Longe de qualquer idealização do processo de institucionalização, entendemos que existem dificuldades enfrentadas por essas mulheres ao residirem em um lar e terem sua rotina atravessada pelas regras do local, sujeitas à sistematização de horários e diretrizes da ILPI. Quando as normas e a rotina são padronizadas, como geralmente ocorre em associações de amparo que possuem características de instituições totais, as mulheres tendem a seguir as imposições do local por conta do coletivo e olham menos para suas subjetividades, ou seja os gostos próprios e as particularidades nas atividades diárias (vestimenta, alimentação, lazer) vão sendo deixadas de lado.
As intervenções, como essa roda de conversa sobre pertencimento ou as atividades do projeto “Viva bem” (desenhos, sessão de massagem, música, dança, fotografia), podem trazer um pouco dessa “busca por si mesma”, deixada de lado no cotidiano. Nesse sentido, as mulheres saem da rotina e se experimentam em novas atividades.

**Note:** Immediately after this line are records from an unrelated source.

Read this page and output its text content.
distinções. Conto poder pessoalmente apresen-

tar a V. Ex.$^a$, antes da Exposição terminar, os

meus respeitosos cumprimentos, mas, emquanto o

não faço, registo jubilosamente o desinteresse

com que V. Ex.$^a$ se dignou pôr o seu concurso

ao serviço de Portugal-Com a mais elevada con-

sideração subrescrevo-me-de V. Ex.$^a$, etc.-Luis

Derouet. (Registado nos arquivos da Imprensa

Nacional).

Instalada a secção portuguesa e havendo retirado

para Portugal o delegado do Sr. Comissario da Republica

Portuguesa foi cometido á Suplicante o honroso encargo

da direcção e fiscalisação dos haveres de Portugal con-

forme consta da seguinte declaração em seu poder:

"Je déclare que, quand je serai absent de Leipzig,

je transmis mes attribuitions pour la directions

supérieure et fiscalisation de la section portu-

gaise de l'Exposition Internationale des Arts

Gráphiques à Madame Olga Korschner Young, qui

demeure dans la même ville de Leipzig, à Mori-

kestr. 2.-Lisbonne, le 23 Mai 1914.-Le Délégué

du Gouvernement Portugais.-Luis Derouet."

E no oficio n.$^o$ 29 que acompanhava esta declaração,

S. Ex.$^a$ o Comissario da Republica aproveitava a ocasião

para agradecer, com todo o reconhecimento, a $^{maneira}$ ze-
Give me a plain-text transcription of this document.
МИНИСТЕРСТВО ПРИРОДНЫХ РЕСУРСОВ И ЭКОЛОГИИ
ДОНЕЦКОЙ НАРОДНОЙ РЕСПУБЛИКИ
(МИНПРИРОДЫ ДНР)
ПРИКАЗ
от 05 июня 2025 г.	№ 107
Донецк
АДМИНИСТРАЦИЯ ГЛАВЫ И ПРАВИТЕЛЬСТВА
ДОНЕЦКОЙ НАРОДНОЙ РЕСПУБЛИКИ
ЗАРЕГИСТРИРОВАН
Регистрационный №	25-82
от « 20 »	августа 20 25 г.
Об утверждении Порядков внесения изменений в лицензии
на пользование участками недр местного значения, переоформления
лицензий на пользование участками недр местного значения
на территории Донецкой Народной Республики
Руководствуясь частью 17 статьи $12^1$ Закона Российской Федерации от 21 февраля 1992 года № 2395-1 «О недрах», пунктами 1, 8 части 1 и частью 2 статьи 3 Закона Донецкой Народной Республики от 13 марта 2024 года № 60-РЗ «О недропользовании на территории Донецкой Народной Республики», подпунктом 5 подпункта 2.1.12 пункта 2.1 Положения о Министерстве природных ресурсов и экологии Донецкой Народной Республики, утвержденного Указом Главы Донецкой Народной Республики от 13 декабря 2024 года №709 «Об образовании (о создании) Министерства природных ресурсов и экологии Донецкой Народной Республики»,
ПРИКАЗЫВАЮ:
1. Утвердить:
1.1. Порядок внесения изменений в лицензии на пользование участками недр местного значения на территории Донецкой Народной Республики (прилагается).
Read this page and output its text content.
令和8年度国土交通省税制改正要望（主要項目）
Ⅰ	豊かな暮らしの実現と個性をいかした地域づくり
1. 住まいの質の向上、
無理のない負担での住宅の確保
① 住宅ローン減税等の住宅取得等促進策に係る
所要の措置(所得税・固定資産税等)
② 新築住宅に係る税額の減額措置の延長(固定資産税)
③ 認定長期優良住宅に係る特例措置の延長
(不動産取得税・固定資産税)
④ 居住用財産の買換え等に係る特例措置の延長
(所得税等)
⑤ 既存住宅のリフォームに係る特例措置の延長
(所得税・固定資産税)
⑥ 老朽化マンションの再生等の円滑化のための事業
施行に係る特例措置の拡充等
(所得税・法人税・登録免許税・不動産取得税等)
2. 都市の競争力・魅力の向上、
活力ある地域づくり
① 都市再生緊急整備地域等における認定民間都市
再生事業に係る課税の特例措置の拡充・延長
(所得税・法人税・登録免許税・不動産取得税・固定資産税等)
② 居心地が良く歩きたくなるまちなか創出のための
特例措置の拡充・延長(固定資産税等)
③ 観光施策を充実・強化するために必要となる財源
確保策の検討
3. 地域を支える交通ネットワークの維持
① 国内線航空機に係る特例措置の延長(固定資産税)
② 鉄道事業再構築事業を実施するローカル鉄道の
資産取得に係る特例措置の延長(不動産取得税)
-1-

É relevante oportunizar autonomia para essas mulheres, de forma que elas consigam pontuar suas vontades, desejos, anseios e trazer um pouco de si para o espaço do lar, para que isso seja feito, é importante ouvi-las, do que elas sentem falta? O que pode ser feito para que elas tenham suas vontades acolhidas? Quais atividades tornam os dias delas melhores?
Também, podemos perceber a infantilização da velhice em espaços de dependência em relação aos cuidadores. As pessoas, quando são consideradas “velhas”, não são estimuladas a realizar suas atividades de vida diária. Ao contrário, tendemos a fazer por elas, como se elas não conseguissem mais realizar atividades básicas. As tratamos como bebês! Claro que há pessoas que possuem alguma limitação física, mas precisamos incentivá-las a executarem aquilo que o corpo ainda permite e sente vontade de ser feito. Isso significa estimular a autonomia, permitindo que a pessoa faça aquilo que está ao seu alcance e dando suporte no que for necessário. Assim, encorajamos a espontaneidade delas e oportunizamos a liberdade para que façam suas escolhas.
Portanto, muito há de ser feito e questionado no trabalho em instituições. Percebemos que existem significativas potencialidades, por exemplo no trabalho grupal e multidisciplinar. Além disso, refletimos sobre o papel da Psicologia nesses espaços e principalmente a Psicologia Social, que frequentemente promove inquietações, faz com que nunca mais consigamos ver as situações apenas da forma que elas se apresentam, é necessário estarmos atentas e críticas ao que está posto.
Fontes Consultadas para a escrita do texto:
GOFFMAN, E. (1961/2010). Manicômios, prisões e conventos. São Paulo (SP): Perspectiva.
ROZENDO, A. da S.; JUSTO, J. S. Institucionalização da velhice e regressão: um olhar psicanalítico sobre os asilos de velhos. Revista Kairós-Gerontologia, [S. l.], v. 15, n. 4, p. 25–51, 2013. DOI: 10.23925/2176-901X.2012v15i4p25-51. Disponível em: https://revistas.pucsp.br/index.php/kairos/article/view/17078. Acesso em: 12 jul. 2023.
ZANELLO, V.; SILVA, L. C. E .; HENDERSON, G.. Saúde Mental, Gênero e Velhice na Instituição Geriátrica. Psicologia: Teoria e Pesquisa, v. 31, n. 4, p. 543–550, out. 2015.